/sym

A Mathematica package for generating symbolic models from data

Primary LanguageMathematicaMIT LicenseMIT

sym: A Mathematica package for generating symbolic models from data

What is this?

A Monte Carlo search for a symbolic model that fits given data. User needs to provide an error function (of how well a model fits the data) and some basic building blocks (math operations, variables, constants), from which random models will be generated. Procedure scales on multicore CPUs by running several independent Monte Carlo loops in parallel and subsequently accumulating obtained results.

Demo

A dummy case of fitting sqrt() function using the following - unary operations: log(abs()), sin(), cos(); binary operations: +, -, *, /; constants: e, pi; variables: x.

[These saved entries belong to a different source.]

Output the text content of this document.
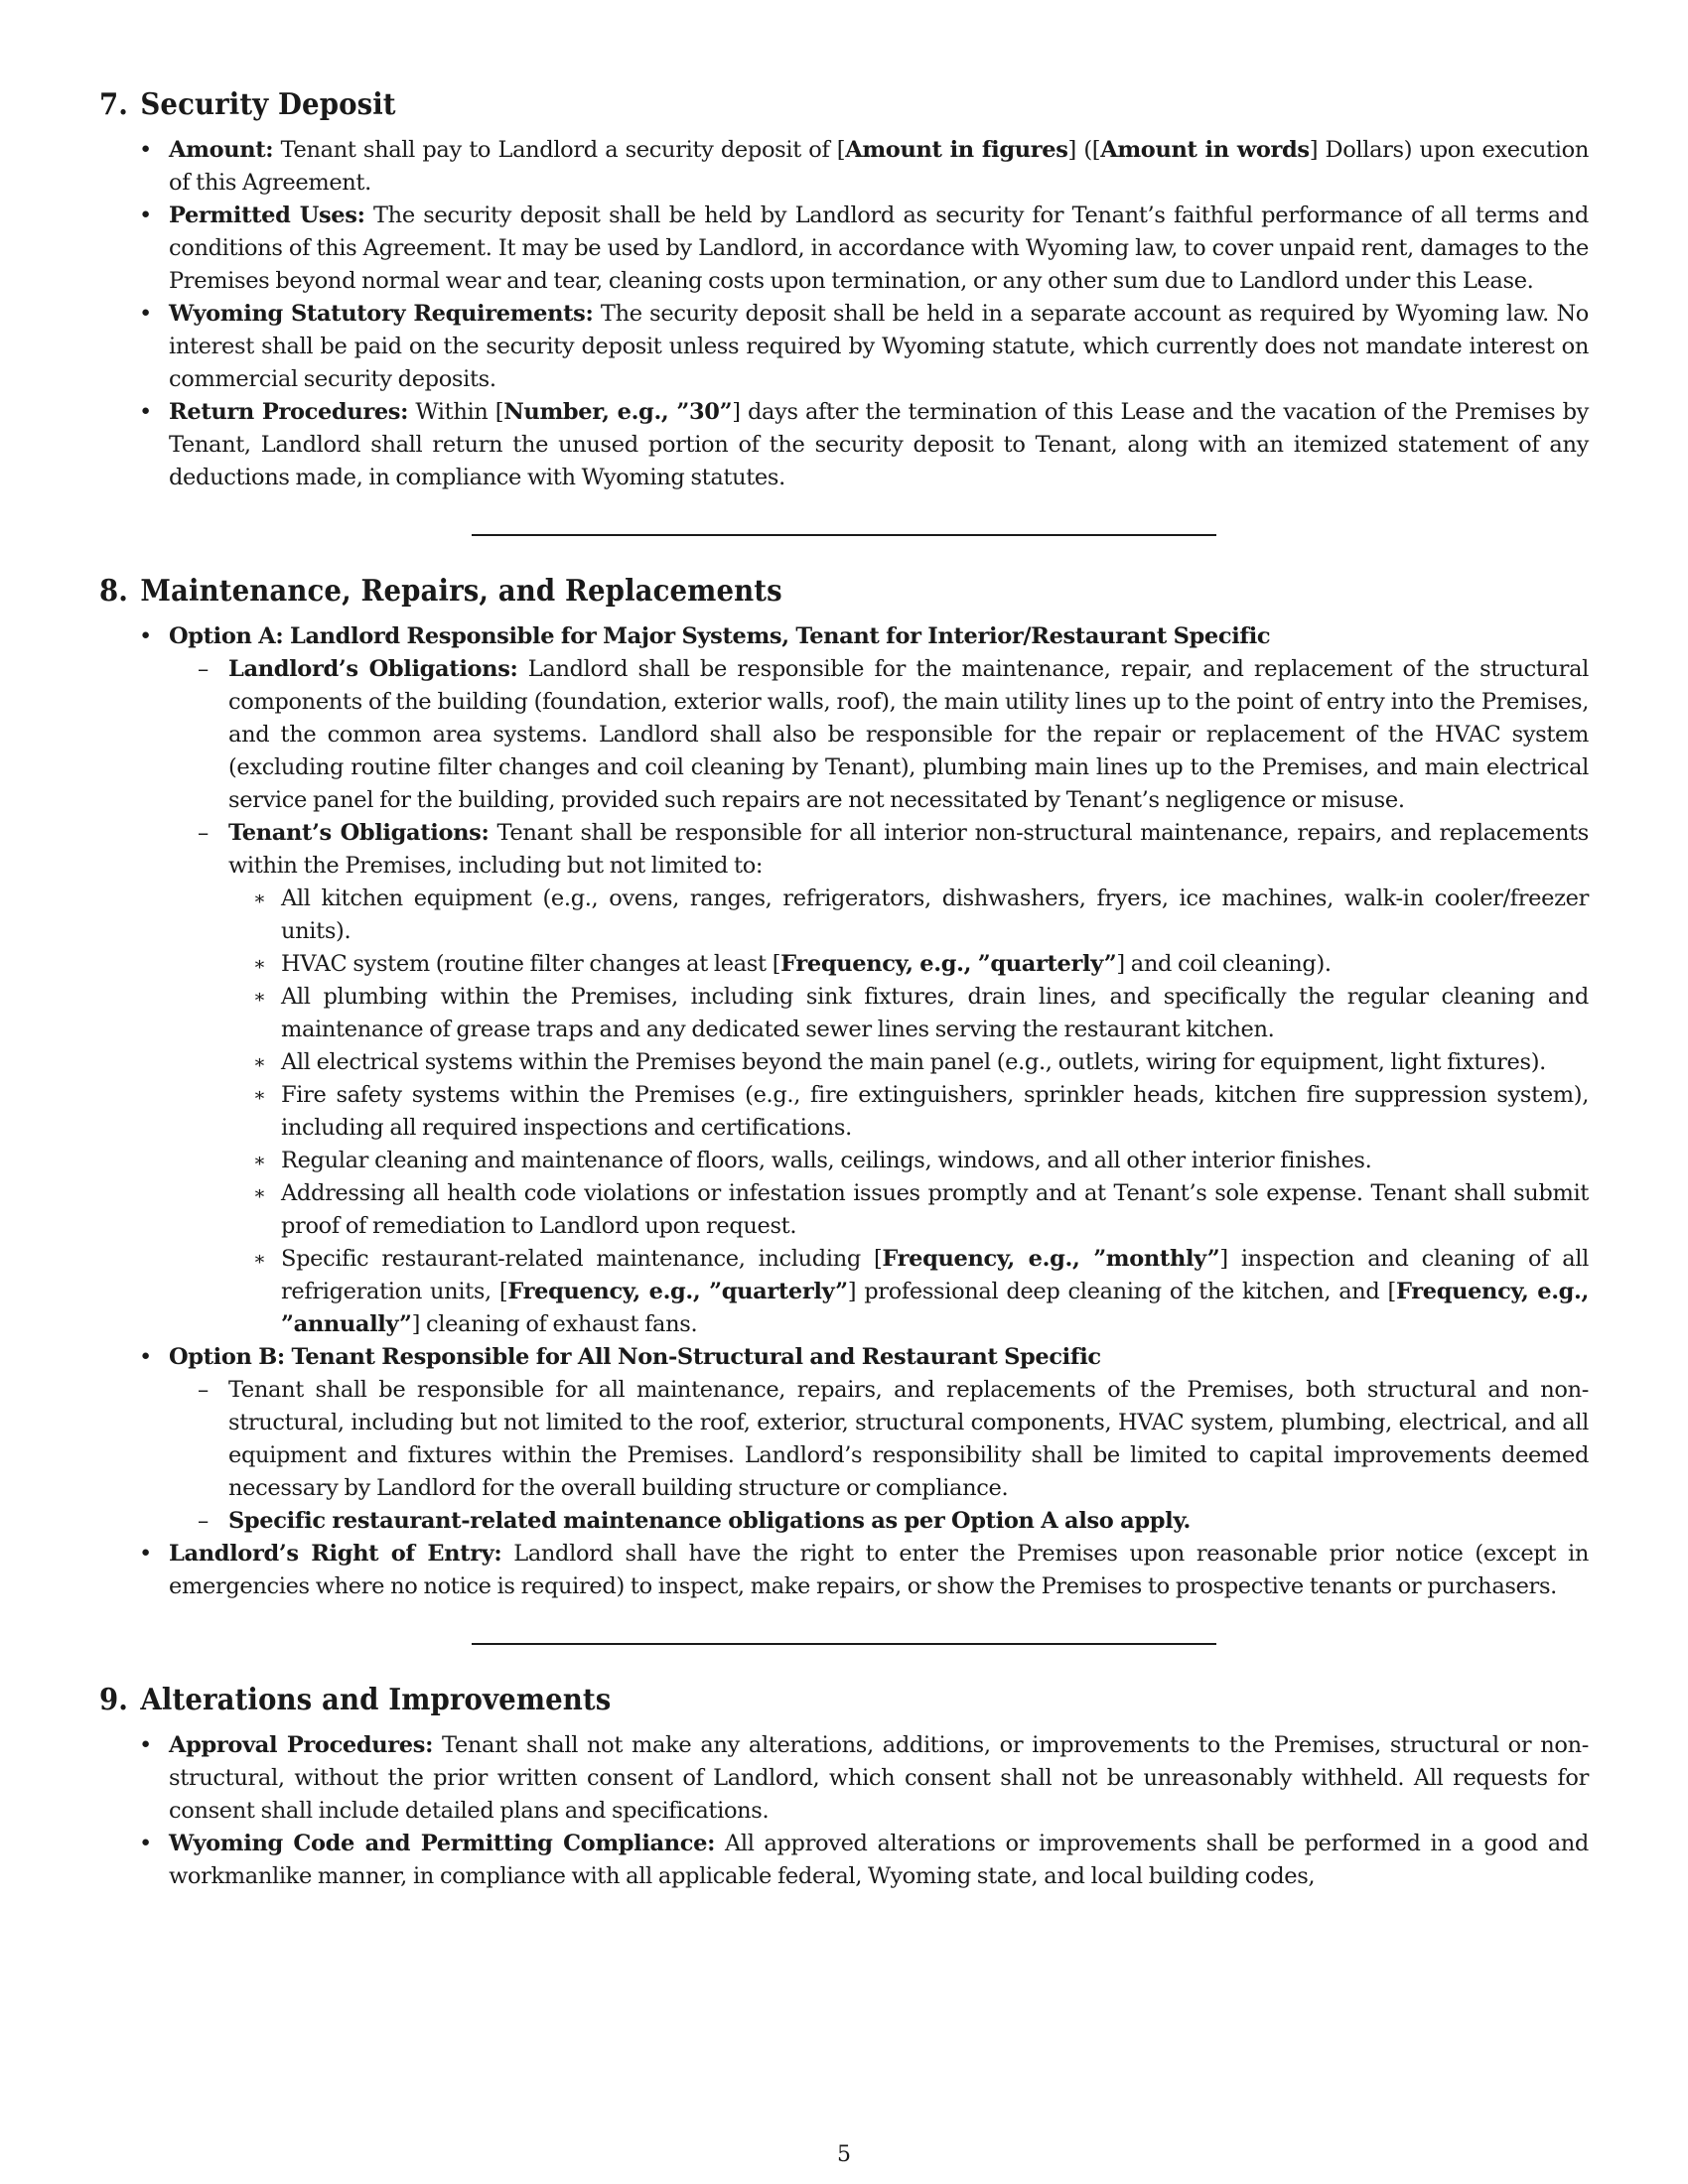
7. Security Deposit
• Amount: Tenant shall pay to Landlord a security deposit of [Amount in figures] ([Amount in words] Dollars) upon execution of this Agreement.
• Permitted Uses: The security deposit shall be held by Landlord as security for Tenant’s faithful performance of all terms and conditions of this Agreement. It may be used by Landlord, in accordance with Wyoming law, to cover unpaid rent, damages to the Premises beyond normal wear and tear, cleaning costs upon termination, or any other sum due to Landlord under this Lease.
• Wyoming Statutory Requirements: The security deposit shall be held in a separate account as required by Wyoming law. No interest shall be paid on the security deposit unless required by Wyoming statute, which currently does not mandate interest on commercial security deposits.
• Return Procedures: Within [Number, e.g., ”30”] days after the termination of this Lease and the vacation of the Premises by Tenant, Landlord shall return the unused portion of the security deposit to Tenant, along with an itemized statement of any deductions made, in compliance with Wyoming statutes.
8. Maintenance, Repairs, and Replacements
• Option A: Landlord Responsible for Major Systems, Tenant for Interior/Restaurant Specific
– Landlord’s Obligations: Landlord shall be responsible for the maintenance, repair, and replacement of the structural components of the building (foundation, exterior walls, roof), the main utility lines up to the point of entry into the Premises, and the common area systems. Landlord shall also be responsible for the repair or replacement of the HVAC system (excluding routine filter changes and coil cleaning by Tenant), plumbing main lines up to the Premises, and main electrical service panel for the building, provided such repairs are not necessitated by Tenant’s negligence or misuse.
– Tenant’s Obligations: Tenant shall be responsible for all interior non-structural maintenance, repairs, and replacements within the Premises, including but not limited to:
∗ All kitchen equipment (e.g., ovens, ranges, refrigerators, dishwashers, fryers, ice machines, walk-in cooler/freezer units).
∗ HVAC system (routine filter changes at least [Frequency, e.g., ”quarterly”] and coil cleaning).
∗ All plumbing within the Premises, including sink fixtures, drain lines, and specifically the regular cleaning and maintenance of grease traps and any dedicated sewer lines serving the restaurant kitchen.
∗ All electrical systems within the Premises beyond the main panel (e.g., outlets, wiring for equipment, light fixtures).
∗ Fire safety systems within the Premises (e.g., fire extinguishers, sprinkler heads, kitchen fire suppression system), including all required inspections and certifications.
∗ Regular cleaning and maintenance of floors, walls, ceilings, windows, and all other interior finishes.
∗ Addressing all health code violations or infestation issues promptly and at Tenant’s sole expense. Tenant shall submit proof of remediation to Landlord upon request.
∗ Specific restaurant-related maintenance, including [Frequency, e.g., ”monthly”] inspection and cleaning of all refrigeration units, [Frequency, e.g., ”quarterly”] professional deep cleaning of the kitchen, and [Frequency, e.g., ”annually”] cleaning of exhaust fans.
• Option B: Tenant Responsible for All Non-Structural and Restaurant Specific
– Tenant shall be responsible for all maintenance, repairs, and replacements of the Premises, both structural and non-structural, including but not limited to the roof, exterior, structural components, HVAC system, plumbing, electrical, and all equipment and fixtures within the Premises. Landlord’s responsibility shall be limited to capital improvements deemed necessary by Landlord for the overall building structure or compliance.
– Specific restaurant-related maintenance obligations as per Option A also apply.
• Landlord’s Right of Entry: Landlord shall have the right to enter the Premises upon reasonable prior notice (except in emergencies where no notice is required) to inspect, make repairs, or show the Premises to prospective tenants or purchasers.
9. Alterations and Improvements
• Approval Procedures: Tenant shall not make any alterations, additions, or improvements to the Premises, structural or non-structural, without the prior written consent of Landlord, which consent shall not be unreasonably withheld. All requests for consent shall include detailed plans and specifications.
• Wyoming Code and Permitting Compliance: All approved alterations or improvements shall be performed in a good and workmanlike manner, in compliance with all applicable federal, Wyoming state, and local building codes,
5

Evaluation time is set to 10 minutes. Total number of generated models is ~ 6 000 000 (on quad-core intel i7 desktop).

How do I represent my error function?

A Mathematica function/module called Error needs to be defined:

Error[model_]:=...

where model is a symbolic expression. Error has to return a non-negative value that is being minimized.

How do I run the procedure?

A template is presented below:

Get["...\\my_folder\\sym.m"] (*path to sym.m*)

data=Table[{i, Sqrt[i]}, {i, 0, 1, 0.1}]; (*given data*)
Error[model_]:=Mean@Table[Abs[data[[i,2]]-model/.{x->data[[i,1]]}],{i,Length[data]}] (*mean deviation*)

time=60*10; (*time in seconds for running the procedure*)
ncores=4; (*number of cores to be used*)
uops={Log[Abs[#]]&,Sin[#]&,Cos[#]&}; (*list of unary operations*)
bops={Plus,Subtract,Times,Divide}; (*list of binary operations*)
vars={x,E,Pi}; (*all free variables that are used in Error[], and also constants if needed*)
nops=10; (*max number of operations used for constructing model*)

output=Search[time,ncores,uops,bops,vars,nops]; (*runs procedure*)
output[[1]]//TableForm (*returns accumulated list of best 100 models with corresponding error values*)
output[[2]] (*returns total number of iterations*)

Important:

  • Some operations must be protected. Applying Exp and Power on large/small enough numbers, especially when randomly generated model contains nestings like Exp[Exp[Exp[...]]], can cause severe memory leaks. Therefore, arguments of these functions need to be protected by Clip (cuts off large/small values). For instance, instead of listing Exp in uops user needs to list Exp[Clip[#,{10^-6,10^2},{0,Infinity}]]&. Also, it's better to use Log[Abs[#]]& and Sqrt[Abs[#]]& instead of just Log and Sqrt to avoid nasty complex numbers. Arithmetic operations (Plus, Subtract, Times, Divide) are safe, dividing by 0 is OK. When adding new operations, make sure they are safe, otherwise use proper safety!

Author

Paul Knysh